“Immaginate che un giorno intere sezioni della vostra biblioteca vengano rese inaccessibili. Non vi verrà mai detto quali specifici libri, e per quale ragione sono stati rimossi, ma troverete solo un cartello che vi informa che qualcuno, da qualche parte, per qualche ragione, ha segnalato che i libri di quella sezione violano i diritti di qualcun’altro. Immaginate che anche dagli scaffali accessibili della biblioteca qualcuno rimuova costantemente libri senza che voi o gli altri utenti della biblioteca, possiate sapere quali volumi sono stati rimossi, e senza che vi sia data la possibilità di valutare se la rimozione di tali libri viola alcuni dei vostri diritti fondamentali”.
Parte così il Manifesto dei promotori di ‘Sito non raggiungibile’, un gruppo di Associazioni – Adiconsum, Agorà Digitale, Altro Consumo, Assonet e Asso Provider – che si appellano ai Parlamentari italiani ed alla stessa AGCOM affinché l’Autorità Garante ritiri l’ultimo provvedimento a tutela del diritto d’autore, la delibera 668 del 2010.
Ricorderete che con questo provvedimento l’Autorità per le Garanzie nelle Comunicazioni è sembrata voler introdurre nel nostro paese un meccanismo tramite il quale inibire l’accessibilità ai siti posti fuori dal nostro territorio italiano, e, contestualmente, rimuovere i contenuti sospettati di violazione del diritto d’autore.
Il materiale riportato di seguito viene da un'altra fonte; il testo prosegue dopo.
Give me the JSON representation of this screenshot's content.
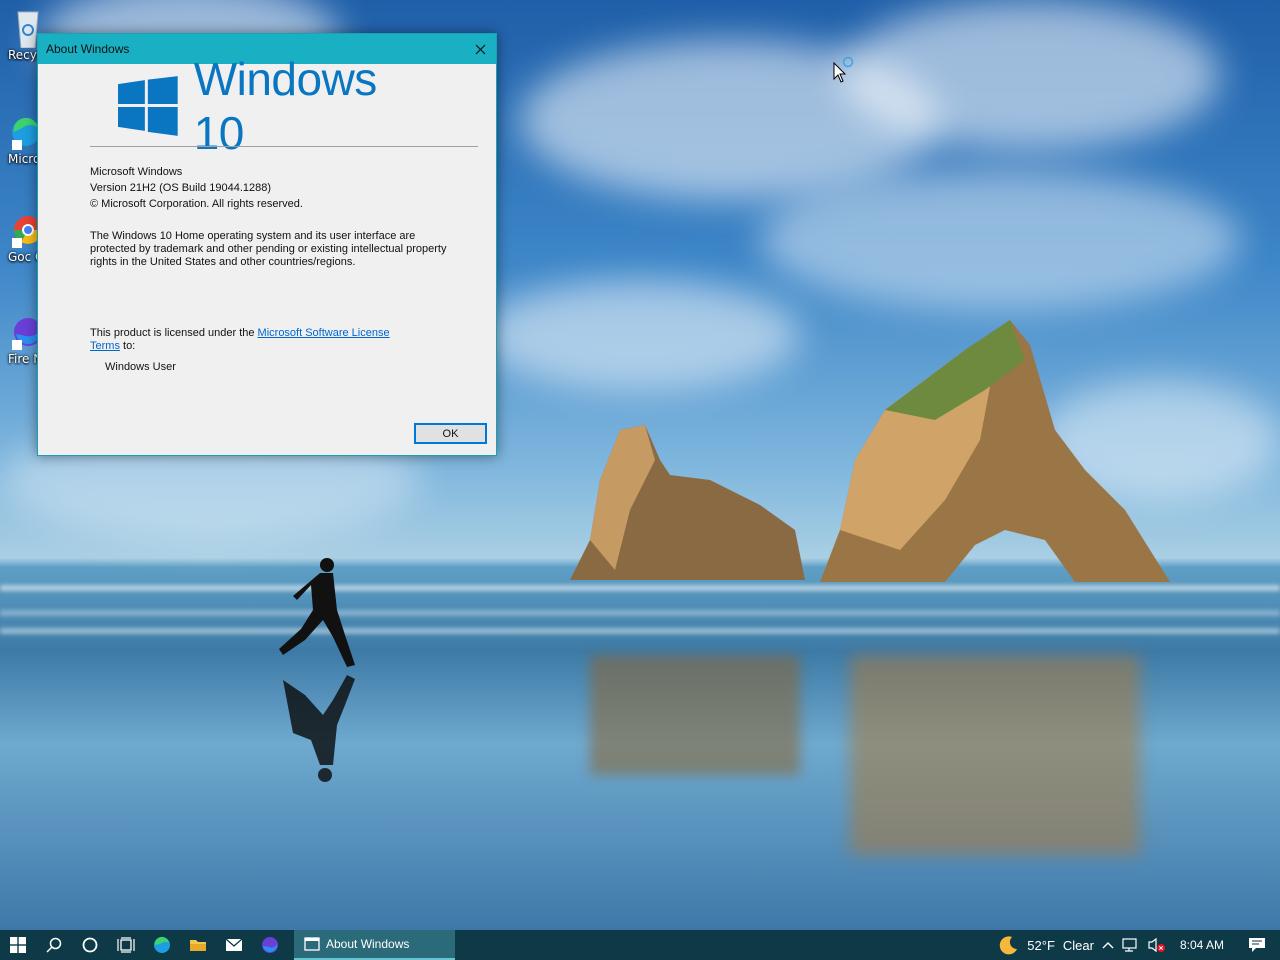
{
  "desktop": {
    "icons": [
      {
        "label": "Recyc",
        "icon": "recycle-bin-icon"
      },
      {
        "label": "Micro Ed",
        "icon": "edge-icon"
      },
      {
        "label": "Goc Chro",
        "icon": "chrome-icon"
      },
      {
        "label": "Fire Nig",
        "icon": "firefox-icon"
      }
    ]
  },
  "dialog": {
    "title": "About Windows",
    "logo_text": "Windows 10",
    "product": "Microsoft Windows",
    "version": "Version 21H2 (OS Build 19044.1288)",
    "copyright": "© Microsoft Corporation. All rights reserved.",
    "legal": "The Windows 10 Home operating system and its user interface are protected by trademark and other pending or existing intellectual property rights in the United States and other countries/regions.",
    "license_prefix": "This product is licensed under the ",
    "license_link": "Microsoft Software License Terms",
    "license_suffix": " to:",
    "user": "Windows User",
    "ok_label": "OK"
  },
  "taskbar": {
    "active_app": "About Windows",
    "weather_temp": "52°F",
    "weather_desc": "Clear",
    "time": "8:04 AM"
  },
  "colors": {
    "accent": "#1ab0c3",
    "windows_blue": "#0a76c2",
    "taskbar": "#0d3a46"
  }
}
Senza che tale violazione possa essere preventivamente accertata dall’Autorità Giudiziaria.
La tutela del diritto d’autore è un terreno molto delicato. Noi di FATW abbiamo affrontato il tema già in altre occasioni sottolineando come, proprio nell’ottica dei valori di ARTE a noi tanto cari, anche in tale contesto diventa fondamentale trovare un giusto contemperamento degli interessi coinvolti, cercando una possibile conciliazione tra la tutela delle posizioni economiche di alcuni e i diritti dei singoli alla diffusione del sapere e della conoscenza.
La procedura prevista dall’AGCOM potrebbe facilmente colpire, oltre a interi siti esteri sospettati di violazioni del diritto d’autore, anche “gran parte dei sistemi comunemente utilizzati per avere accesso alle informazioni necessarie per lo scambio di software libero e per conoscere le opere disponibili nel pubblico dominio e distribuite con licenze aperte”, nonché singoli contenuti, di privati o della PA.
L’appello dei promotori e dei sottoscrittori dell’iniziativa è alla stessa AGCOM, affinché effettui una moratoria sulla nuova regolamentazione sul diritto d’autore, e non adotti alcuna nuova regolamentazione; contestualmente, si chiede al Parlamento di avviare un dibattito pubblico alla ricerca di nuovi equilibri, rispettosi del diritto d’autore ma, nello stesso tempo, tali da evitare il pericolo di nuove censure. In una ricerca di dialogo possibile e produttivo.